The key difference in collision vs. comprehensive coverage is that, to a certain extent, the element of the car driver's control. As we have stated before, collision insurance will typically cover events within a motorist's control, or when another vehicle collides with your car. Comprehensive coverage generally falls under "acts of God or nature," that are typically out of your control when driving. These can include such events as a spooked deer, a heavy hailstorm, or a carjacking.

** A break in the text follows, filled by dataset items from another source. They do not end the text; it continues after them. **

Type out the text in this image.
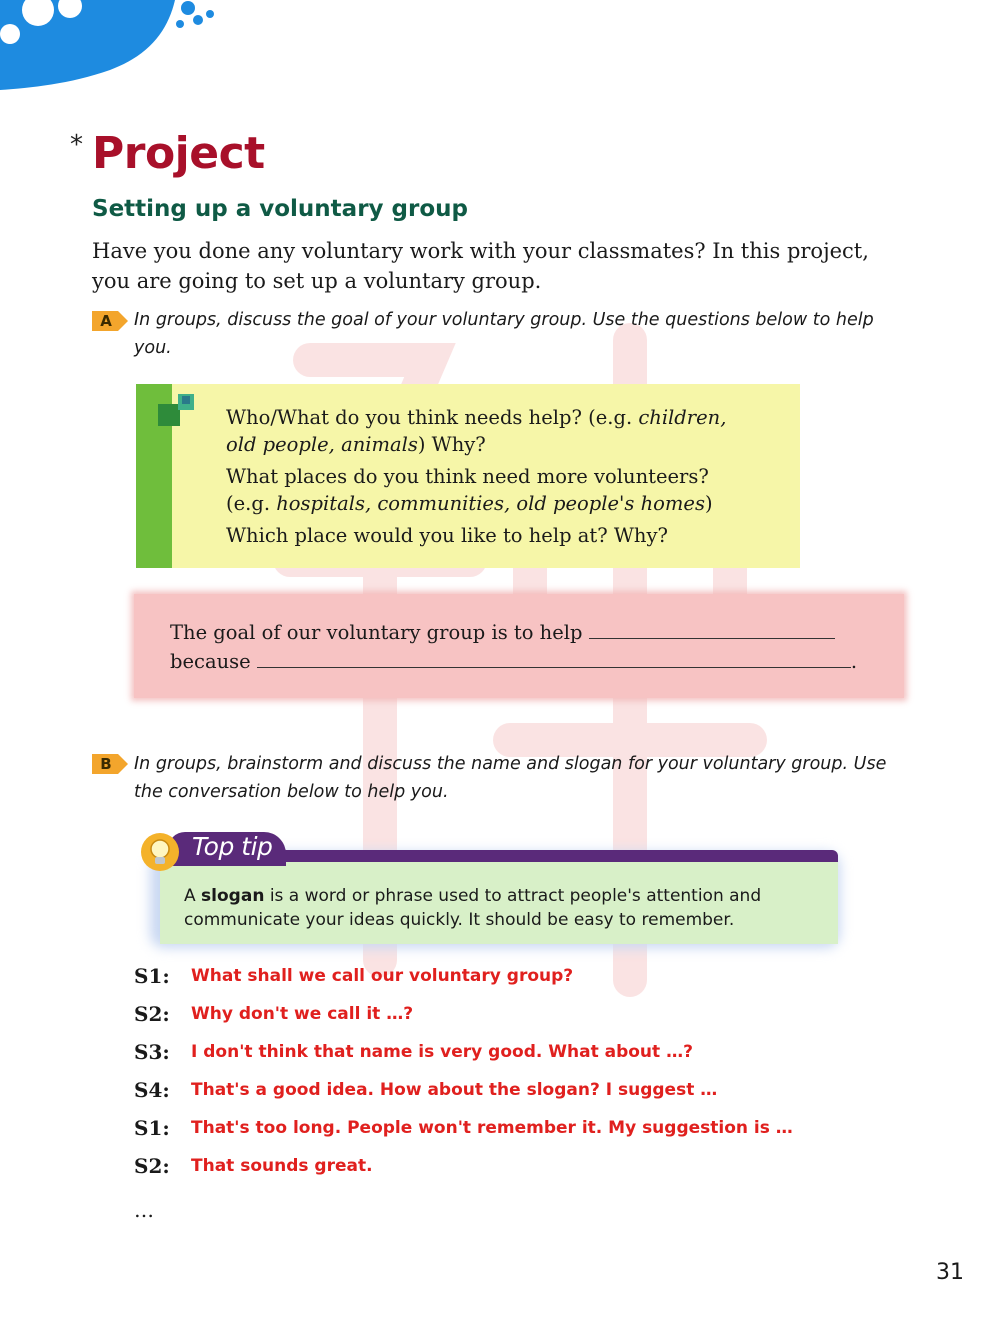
* Project
Setting up a voluntary group
Have you done any voluntary work with your classmates? In this project, you are going to set up a voluntary group.
A	In groups, discuss the goal of your voluntary group. Use the questions below to help you.

Who/What do you think needs help? (e.g. children,
old people, animals) Why?

What places do you think need more volunteers?
(e.g. hospitals, communities, old people's homes)

Which place would you like to help at? Why?

The goal of our voluntary group is to help
because	.
B	In groups, brainstorm and discuss the name and slogan for your voluntary group. Use the conversation below to help you.
Top tip
A slogan is a word or phrase used to attract people's attention and communicate your ideas quickly. It should be easy to remember.
S1: What shall we call our voluntary group?
S2: Why don't we call it …?
S3: I don't think that name is very good. What about …?
S4: That's a good idea. How about the slogan? I suggest …
S1: That's too long. People won't remember it. My suggestion is …
S2: That sounds great.
…
31
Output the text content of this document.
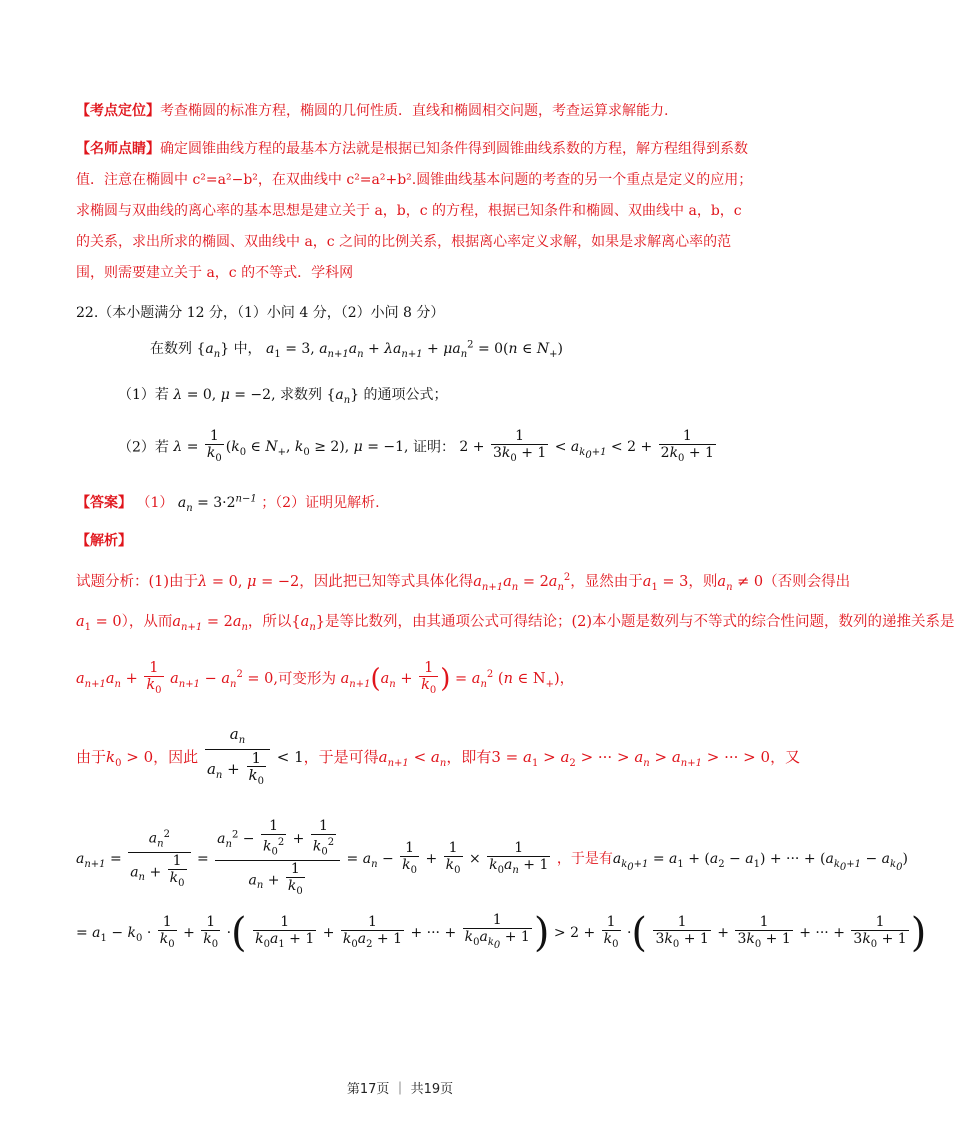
【考点定位】考查椭圆的标准方程，椭圆的几何性质．直线和椭圆相交问题，考查运算求解能力.
【名师点睛】确定圆锥曲线方程的最基本方法就是根据已知条件得到圆锥曲线系数的方程，解方程组得到系数值．注意在椭圆中 c²=a²−b²，在双曲线中 c²=a²+b².圆锥曲线基本问题的考查的另一个重点是定义的应用；求椭圆与双曲线的离心率的基本思想是建立关于 a，b，c 的方程，根据已知条件和椭圆、双曲线中 a，b，c 的关系，求出所求的椭圆、双曲线中 a，c 之间的比例关系，根据离心率定义求解，如果是求解离心率的范围，则需要建立关于 a，c 的不等式．学科网
22.（本小题满分 12 分，（1）小问 4 分，（2）小问 8 分）
在数列 $\{a_n\}$ 中， $a_1 = 3$, $a_{n+1}a_n + \lambda a_{n+1} + \mu a_n^2 = 0(n$ ∈ $N_+$)
（1）若 λ = 0, μ = −2, 求数列 $\{a_n\}$ 的通项公式；
（2）若 $\lambda = \frac{1}{k_0} (k_0$ ∈ $N_+$, $k_0 \ge 2$), μ = −1, 证明： $2 + \frac{1}{3k_0 + 1} < a_{k_0+1} < 2 + \frac{1}{2k_0 + 1}$
【答案】 （1） $a_n = 3\cdot 2^{n-1}$ ；（2）证明见解析.
【解析】
试题分析：(1)由于λ = 0, μ = −2，因此把已知等式具体化得$a_{n+1}a_n = 2a_n^2$，显然由于$a_1 = 3$，则$a_n \ne 0$（否则会得出
$a_1 = 0$），从而$a_{n+1} = 2a_n$，所以$\{a_n\}$是等比数列，由其通项公式可得结论；(2)本小题是数列与不等式的综合性问题，数列的递推关系是
$a_{n+1}a_n + \frac{1}{k_0} a_{n+1} - a_n^2 = 0$,可变形为 $a_{n+1}(a_n + \frac{1}{k_0}$ ) = $a_n^2$ (n ∈ $N_+$)，
由于$k_0 > 0$，因此 $\frac{a_n}{a_n + \frac{1}{k_0}} < 1$，于是可得$a_{n+1} < a_n$，即有$3 = a_1 > a_2$ > ··· > $a_n > a_{n+1}$ > ··· > 0，又
$a_{n+1} = \frac{a_n^2}{a_n + \frac{1}{k_0}} = \frac{a_n^2 - \frac{1}{k_0^2} + \frac{1}{k_0^2}}{a_n + \frac{1}{k_0}} = a_n - \frac{1}{k_0} + \frac{1}{k_0} \times \frac{1}{k_0a_n + 1}$ ，于是有$a_{k_0+1} = a_1 + (a_2 - a_1)$ + ··· + $(a_{k_0+1} - a_{k_0})$
= $a_1 - k_0 \cdot \frac{1}{k_0} + \frac{1}{k_0}$ ·( $\frac{1}{k_0a_1 + 1} + \frac{1}{k_0a_2 + 1}$ + ··· + $\frac{1}{k_0a_{k_0} + 1}$ ) > $2 + \frac{1}{k_0}$ ·( $\frac{1}{3k_0 + 1} + \frac{1}{3k_0 + 1}$ + ··· + $\frac{1}{3k_0 + 1}$ )
第17页 ｜ 共19页
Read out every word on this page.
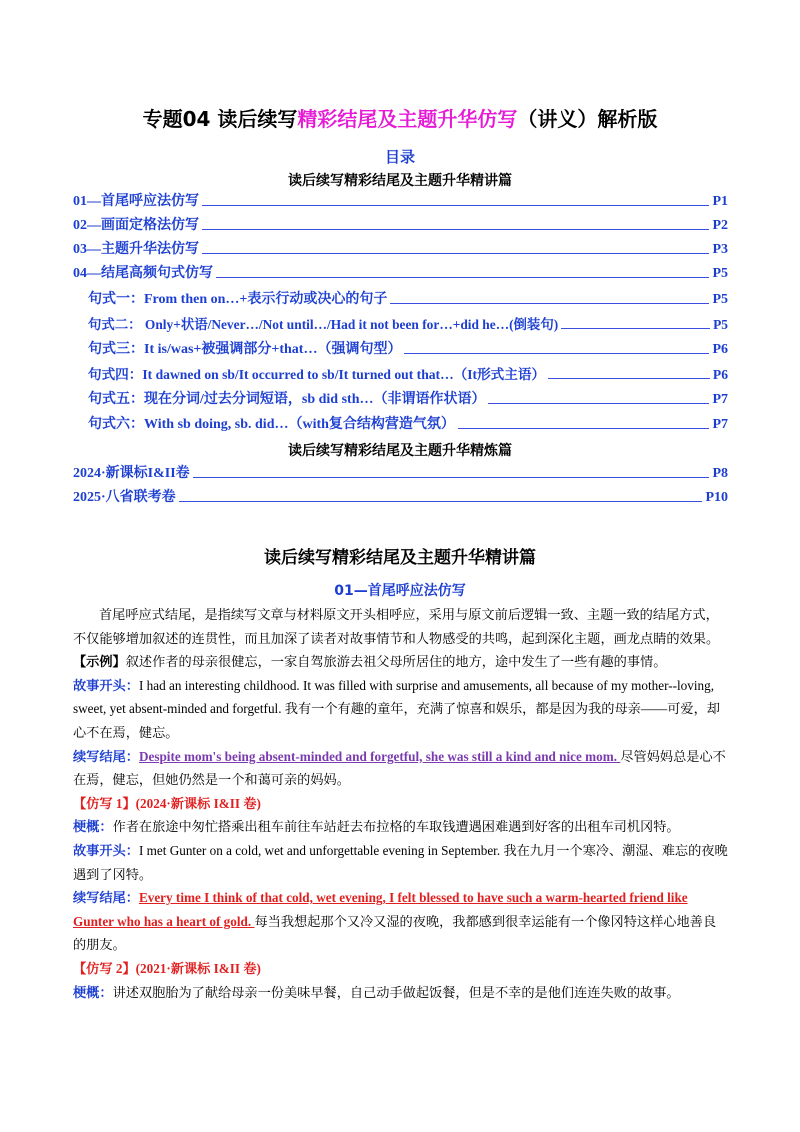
专题04 读后续写精彩结尾及主题升华仿写（讲义）解析版
目录
读后续写精彩结尾及主题升华精讲篇
01—首尾呼应法仿写	P1
02—画面定格法仿写	P2
03—主题升华法仿写	P3
04—结尾高频句式仿写	P5
句式一：From then on…+表示行动或决心的句子	P5
句式二： Only+状语/Never…/Not until…/Had it not been for…+did he…(倒装句)	P5
句式三：It is/was+被强调部分+that…（强调句型）	P6
句式四：It dawned on sb/It occurred to sb/It turned out that…（It形式主语）	P6
句式五：现在分词/过去分词短语，sb did sth…（非谓语作状语）	P7
句式六：With sb doing, sb. did…（with复合结构营造气氛）	P7
读后续写精彩结尾及主题升华精炼篇
2024·新课标I&II卷	P8
2025·八省联考卷	P10
读后续写精彩结尾及主题升华精讲篇
01—首尾呼应法仿写

首尾呼应式结尾，是指续写文章与材料原文开头相呼应，采用与原文前后逻辑一致、主题一致的结尾方式，不仅能够增加叙述的连贯性，而且加深了读者对故事情节和人物感受的共鸣，起到深化主题，画龙点睛的效果。

【示例】叙述作者的母亲很健忘，一家自驾旅游去祖父母所居住的地方，途中发生了一些有趣的事情。

故事开头：I had an interesting childhood. It was filled with surprise and amusements, all because of my mother--loving, sweet, yet absent-minded and forgetful. 我有一个有趣的童年，充满了惊喜和娱乐，都是因为我的母亲——可爱，却心不在焉，健忘。

续写结尾：Despite mom's being absent-minded and forgetful, she was still a kind and nice mom. 尽管妈妈总是心不在焉，健忘，但她仍然是一个和蔼可亲的妈妈。

【仿写 1】(2024·新课标 I&II 卷)

梗概：作者在旅途中匆忙搭乘出租车前往车站赶去布拉格的车取钱遭遇困难遇到好客的出租车司机冈特。

故事开头：I met Gunter on a cold, wet and unforgettable evening in September. 我在九月一个寒冷、潮湿、难忘的夜晚遇到了冈特。

续写结尾：Every time I think of that cold, wet evening, I felt blessed to have such a warm-hearted friend like Gunter who has a heart of gold. 每当我想起那个又冷又湿的夜晚，我都感到很幸运能有一个像冈特这样心地善良的朋友。

【仿写 2】(2021·新课标 I&II 卷)

梗概：讲述双胞胎为了献给母亲一份美味早餐，自己动手做起饭餐，但是不幸的是他们连连失败的故事。
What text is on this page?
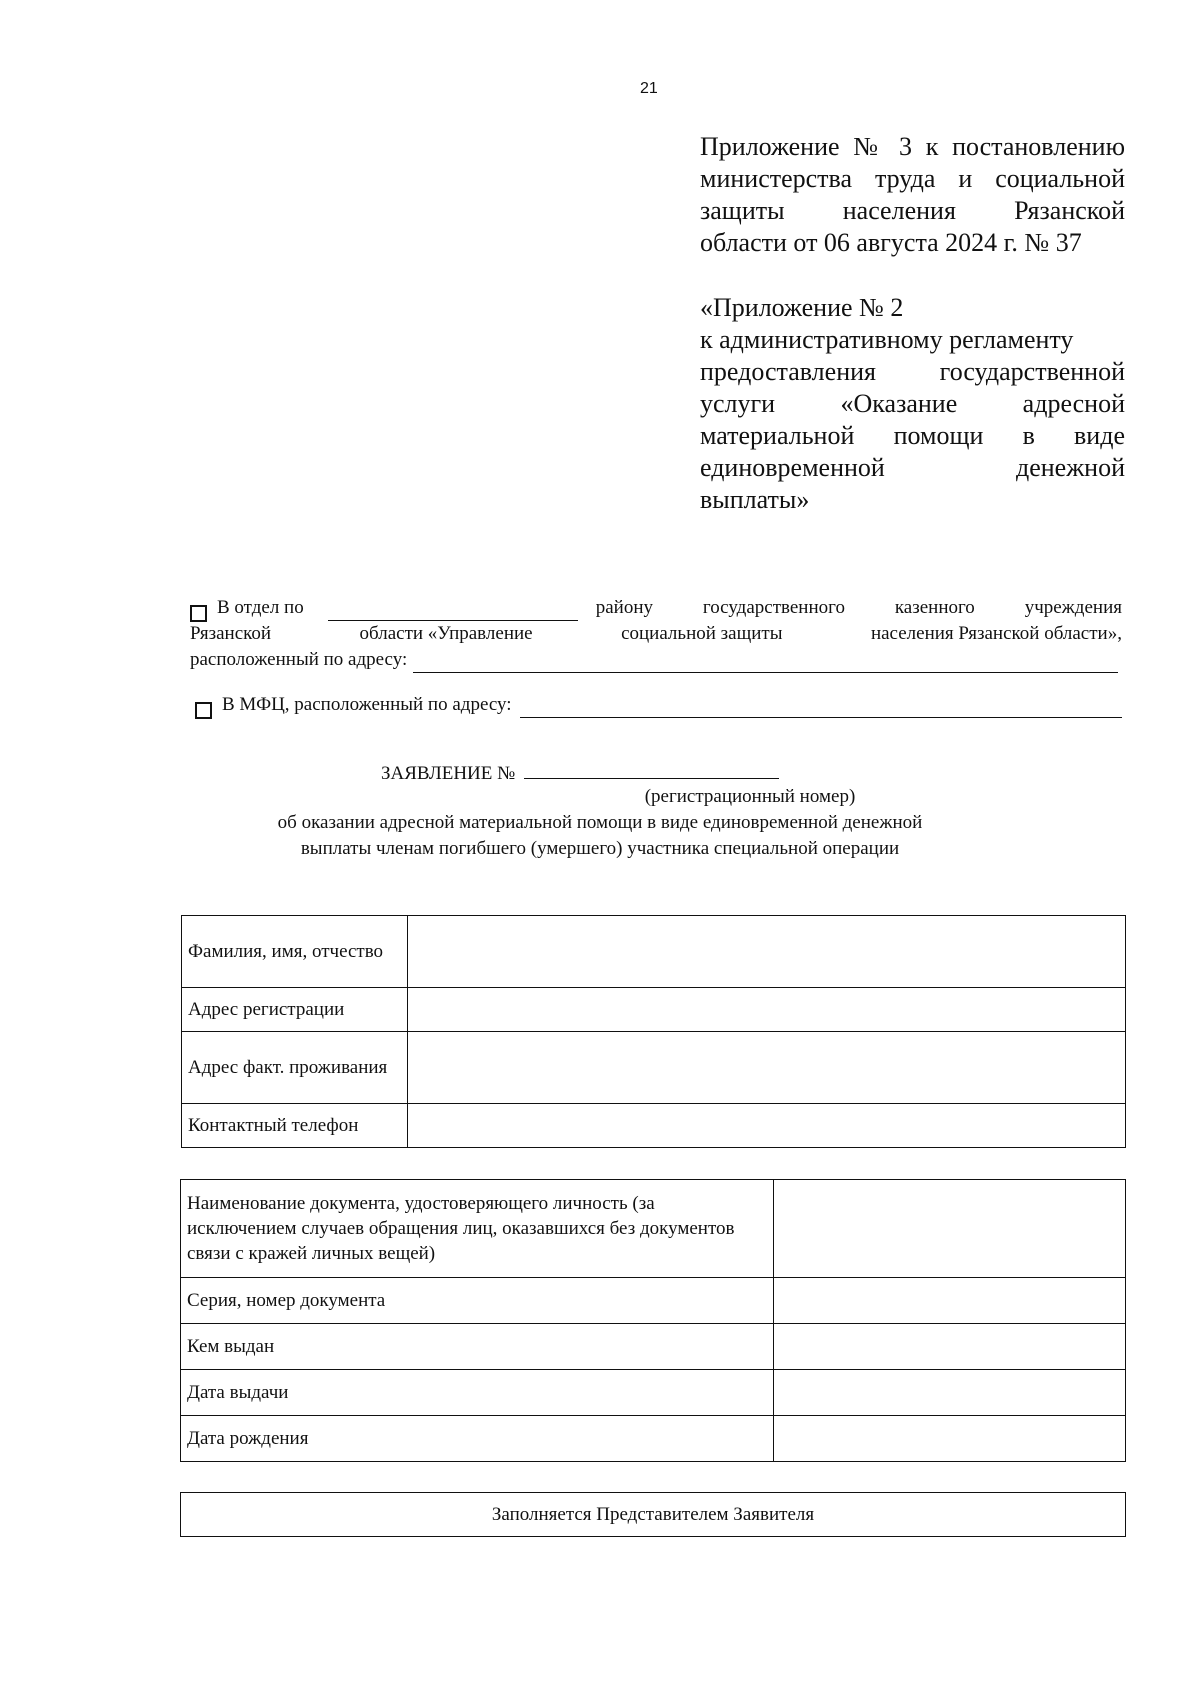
21
Приложение № 3 к постановлению
министерства труда и социальной
защиты населения Рязанской
области от 06 августа 2024 г. № 37
«Приложение № 2
к административному регламенту
предоставления государственной
услуги «Оказание адресной
материальной помощи в виде
единовременной денежной
выплаты»
В отдел по	району государственного казенного учреждения
Рязанской	области «Управление	социальной защиты	населения Рязанской области»,
расположенный по адресу:
В МФЦ, расположенный по адресу:
ЗАЯВЛЕНИЕ №
(регистрационный номер)
об оказании адресной материальной помощи в виде единовременной денежной
выплаты членам погибшего (умершего) участника специальной операции
Фамилия, имя, отчество	
Адрес регистрации	
Адрес факт. проживания	
Контактный телефон	
Наименование документа, удостоверяющего личность (за исключением случаев обращения лиц, оказавшихся без документов связи с кражей личных вещей)	
Серия, номер документа	
Кем выдан	
Дата выдачи	
Дата рождения	
Заполняется Представителем Заявителя
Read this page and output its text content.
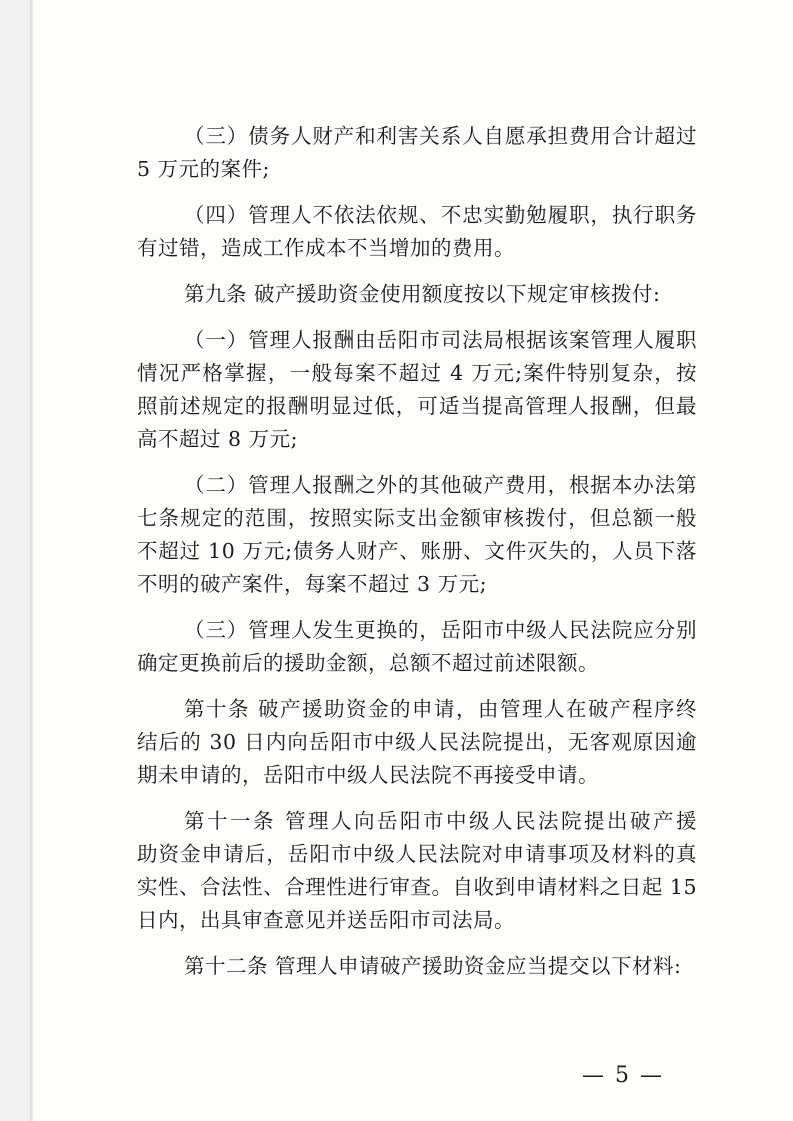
（三）债务人财产和利害关系人自愿承担费用合计超过
5 万元的案件;
（四）管理人不依法依规、不忠实勤勉履职，执行职务
有过错，造成工作成本不当增加的费用。
第九条 破产援助资金使用额度按以下规定审核拨付:
（一）管理人报酬由岳阳市司法局根据该案管理人履职
情况严格掌握，一般每案不超过 4 万元;案件特别复杂，按
照前述规定的报酬明显过低，可适当提高管理人报酬，但最
高不超过 8 万元;
（二）管理人报酬之外的其他破产费用，根据本办法第
七条规定的范围，按照实际支出金额审核拨付，但总额一般
不超过 10 万元;债务人财产、账册、文件灭失的，人员下落
不明的破产案件，每案不超过 3 万元;
（三）管理人发生更换的，岳阳市中级人民法院应分别
确定更换前后的援助金额，总额不超过前述限额。
第十条 破产援助资金的申请，由管理人在破产程序终
结后的 30 日内向岳阳市中级人民法院提出，无客观原因逾
期未申请的，岳阳市中级人民法院不再接受申请。
第十一条 管理人向岳阳市中级人民法院提出破产援
助资金申请后，岳阳市中级人民法院对申请事项及材料的真
实性、合法性、合理性进行审查。自收到申请材料之日起 15
日内，出具审查意见并送岳阳市司法局。
第十二条 管理人申请破产援助资金应当提交以下材料:
— 5 —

One of the most common third-party claims in no-fault states is the “mini-tort” claim. In no-fault states such as Michigan, “mini-tort” laws allow you to claim a small, statutorily-mandated amount of money from “the other driver’s” insurance company. Most no-fault insurers will require you to collect the mini-tort amount to offset whatever they are obligated to pay. Another common instance of a third-party claim in a no-fault state is an employment-related claim. Injuries or damages sustained in the course of your job or in a company vehicle often result in third-party claims.
Comprehensive insurance is a coverage that helps pay to replace or repair your vehicle if it's stolen or damaged in an incident that's not a collision. Comprehensive typically covers damage from fire, vandalism or falling objects (like a tree or hail). If you're financing or leasing your car, your lender likely requires comprehensive coverage. If you own your vehicle outright, it's an optional coverage on your car insurance policy.